In effetti la montagna è un’attesa fatta pietra: tutto tende verso un punto nascosto e ogni passo è insieme una speranza e un pericolo. Forse s’arriverà alla meta e forse no, ma comunque il viaggio trasforma coloro che lo compiono; è un percorso di ascesi non meno che di ascesa, che passa per le terre del coraggio, della libertà, della fantasia. Non per nulla le montagne sono viste di malocchio da chi vorrebbe tutti sottomessi al proprio comando, come il Granduca nemico degli orsi.

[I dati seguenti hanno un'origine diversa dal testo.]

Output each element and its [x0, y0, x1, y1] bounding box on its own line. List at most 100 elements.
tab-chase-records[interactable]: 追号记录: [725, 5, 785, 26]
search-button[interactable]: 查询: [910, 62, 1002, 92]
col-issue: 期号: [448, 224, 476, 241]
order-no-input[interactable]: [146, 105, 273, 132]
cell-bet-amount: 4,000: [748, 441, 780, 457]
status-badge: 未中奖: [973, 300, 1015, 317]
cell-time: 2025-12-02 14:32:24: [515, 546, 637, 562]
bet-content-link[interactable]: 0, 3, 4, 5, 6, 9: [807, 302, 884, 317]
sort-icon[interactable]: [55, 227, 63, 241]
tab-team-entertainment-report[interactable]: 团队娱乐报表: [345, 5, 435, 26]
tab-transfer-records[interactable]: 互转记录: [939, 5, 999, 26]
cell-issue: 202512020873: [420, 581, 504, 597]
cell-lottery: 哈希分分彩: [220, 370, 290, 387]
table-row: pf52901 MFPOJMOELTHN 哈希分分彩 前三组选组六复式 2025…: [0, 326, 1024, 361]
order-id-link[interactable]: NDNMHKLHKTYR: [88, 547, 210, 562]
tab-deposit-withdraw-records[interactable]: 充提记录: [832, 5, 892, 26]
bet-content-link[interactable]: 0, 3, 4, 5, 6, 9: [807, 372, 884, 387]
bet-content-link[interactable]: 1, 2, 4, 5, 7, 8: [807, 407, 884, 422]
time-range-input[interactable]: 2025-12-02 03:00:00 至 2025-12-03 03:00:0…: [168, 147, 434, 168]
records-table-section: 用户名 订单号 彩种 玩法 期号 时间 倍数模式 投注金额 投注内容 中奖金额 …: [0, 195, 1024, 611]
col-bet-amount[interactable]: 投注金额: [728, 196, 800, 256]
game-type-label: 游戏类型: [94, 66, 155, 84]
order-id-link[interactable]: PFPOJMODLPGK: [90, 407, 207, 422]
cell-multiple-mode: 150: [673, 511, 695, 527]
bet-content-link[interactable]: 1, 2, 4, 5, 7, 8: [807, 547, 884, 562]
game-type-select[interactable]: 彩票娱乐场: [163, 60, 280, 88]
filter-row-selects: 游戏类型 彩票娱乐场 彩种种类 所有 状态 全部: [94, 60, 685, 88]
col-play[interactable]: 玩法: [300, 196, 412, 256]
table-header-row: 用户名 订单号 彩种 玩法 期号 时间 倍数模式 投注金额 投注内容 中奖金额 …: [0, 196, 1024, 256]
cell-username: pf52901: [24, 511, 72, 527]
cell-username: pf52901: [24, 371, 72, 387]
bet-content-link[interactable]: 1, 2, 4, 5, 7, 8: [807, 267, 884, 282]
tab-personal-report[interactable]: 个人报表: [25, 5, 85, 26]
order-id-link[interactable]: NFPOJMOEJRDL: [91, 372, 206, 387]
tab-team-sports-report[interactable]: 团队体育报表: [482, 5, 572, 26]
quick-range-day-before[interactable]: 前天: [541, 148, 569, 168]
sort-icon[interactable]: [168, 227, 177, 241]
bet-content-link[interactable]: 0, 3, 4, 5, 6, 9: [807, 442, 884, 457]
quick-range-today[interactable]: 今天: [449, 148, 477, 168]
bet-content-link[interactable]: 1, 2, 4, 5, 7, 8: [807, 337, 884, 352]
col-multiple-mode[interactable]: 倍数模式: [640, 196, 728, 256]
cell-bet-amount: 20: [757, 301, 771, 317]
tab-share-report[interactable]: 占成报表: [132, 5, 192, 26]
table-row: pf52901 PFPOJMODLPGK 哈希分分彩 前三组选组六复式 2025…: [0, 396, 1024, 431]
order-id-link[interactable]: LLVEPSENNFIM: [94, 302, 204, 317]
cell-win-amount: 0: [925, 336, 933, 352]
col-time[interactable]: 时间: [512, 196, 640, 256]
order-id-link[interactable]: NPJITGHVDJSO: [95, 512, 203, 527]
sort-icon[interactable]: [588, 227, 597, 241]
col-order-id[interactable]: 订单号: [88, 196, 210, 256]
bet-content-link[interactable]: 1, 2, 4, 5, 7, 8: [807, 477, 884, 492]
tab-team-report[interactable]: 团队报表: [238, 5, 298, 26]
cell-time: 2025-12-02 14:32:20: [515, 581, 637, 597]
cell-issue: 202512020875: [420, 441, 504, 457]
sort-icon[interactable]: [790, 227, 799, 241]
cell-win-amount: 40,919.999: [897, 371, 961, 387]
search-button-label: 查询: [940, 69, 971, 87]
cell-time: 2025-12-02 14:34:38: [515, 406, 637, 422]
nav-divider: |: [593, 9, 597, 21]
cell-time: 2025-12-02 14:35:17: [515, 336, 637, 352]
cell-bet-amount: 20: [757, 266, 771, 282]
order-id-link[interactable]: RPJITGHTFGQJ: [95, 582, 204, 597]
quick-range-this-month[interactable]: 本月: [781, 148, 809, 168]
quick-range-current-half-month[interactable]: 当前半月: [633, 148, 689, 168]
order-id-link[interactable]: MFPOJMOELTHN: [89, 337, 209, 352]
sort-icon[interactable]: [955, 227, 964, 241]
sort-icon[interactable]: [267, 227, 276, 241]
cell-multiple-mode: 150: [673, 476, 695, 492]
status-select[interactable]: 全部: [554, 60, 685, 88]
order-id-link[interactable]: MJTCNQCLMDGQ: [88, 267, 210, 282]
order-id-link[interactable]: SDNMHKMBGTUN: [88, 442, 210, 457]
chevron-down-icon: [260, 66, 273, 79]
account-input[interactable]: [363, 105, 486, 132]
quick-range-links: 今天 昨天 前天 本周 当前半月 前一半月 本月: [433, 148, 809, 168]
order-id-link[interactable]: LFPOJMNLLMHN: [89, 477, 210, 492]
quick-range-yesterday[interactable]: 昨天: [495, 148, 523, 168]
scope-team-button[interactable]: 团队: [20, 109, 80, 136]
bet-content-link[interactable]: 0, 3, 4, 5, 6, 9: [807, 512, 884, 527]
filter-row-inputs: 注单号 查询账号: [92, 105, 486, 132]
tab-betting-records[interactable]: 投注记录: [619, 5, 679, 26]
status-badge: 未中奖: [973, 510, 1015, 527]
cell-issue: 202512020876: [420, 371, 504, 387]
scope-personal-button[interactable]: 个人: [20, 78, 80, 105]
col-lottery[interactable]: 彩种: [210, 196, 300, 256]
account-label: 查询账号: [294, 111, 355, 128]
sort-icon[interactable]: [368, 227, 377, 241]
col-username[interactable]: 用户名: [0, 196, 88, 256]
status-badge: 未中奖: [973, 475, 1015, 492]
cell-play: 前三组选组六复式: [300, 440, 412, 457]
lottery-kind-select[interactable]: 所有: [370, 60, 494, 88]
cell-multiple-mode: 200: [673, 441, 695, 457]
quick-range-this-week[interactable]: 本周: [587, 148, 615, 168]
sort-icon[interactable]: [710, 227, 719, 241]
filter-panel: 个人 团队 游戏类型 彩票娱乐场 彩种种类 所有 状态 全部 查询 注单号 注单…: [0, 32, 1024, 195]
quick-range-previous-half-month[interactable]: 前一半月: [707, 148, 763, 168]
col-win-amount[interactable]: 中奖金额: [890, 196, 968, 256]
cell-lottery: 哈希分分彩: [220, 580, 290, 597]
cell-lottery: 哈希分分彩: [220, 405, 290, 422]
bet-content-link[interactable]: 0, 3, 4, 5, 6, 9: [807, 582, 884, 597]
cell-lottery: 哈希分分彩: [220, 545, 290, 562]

In secondo luogo le montagne sono immobili. La potenza corrosiva del tempo sembra non avere effetto su di loro, quasi fossero di un altro mondo. Eppure si ha la sensazione che proprio loro custodiscano il segreto della nostra esistenza: inoltrarvisi è, come per gli orsi, un tornare a casa. Forse i monti – come recita l’articolo buzzatiano – sono il Massimo simbolo della suprema quiete, cui gli uomini aspirano inconsapevolmente per tutta la vita sebbene razionalmente la temano.

Certo è che i monti ci sono estranei e intimi nello stesso tempo (Lacan li avrebbe detti “estimi”). Non sono solo un luogo concreto, ma un paesaggio dell’anima. Perciò tornare alle montagne è anche un rientrare in noi stessi, nella nostra parte più pura e bella e vera. A dirla tutta, alle volte per tornare alle montagne non occorre neppure lasciare la città. Non è facile, però qualcuno riesce a portarsele sempre dentro; e così tutto quello che vede – foss’anche il centro di Milano – prende la loro forma e il loro mistero.

D. Buzzati, Piazza del Duomo di Milano

Parola pubblicata il 01 Febbraio 2022

Dino Buzzati, le parole e i disegni - con Lucia Masetti

Celebriamo il cinquantesimo anniversario della morte di Dino Buzzati, scrittore, pittore, giornalista — uno degli autori che amiamo di più — con una settimana di pubblicazioni a tema, col patrocinio dell’Associazione Internazionale Dino Buzzati.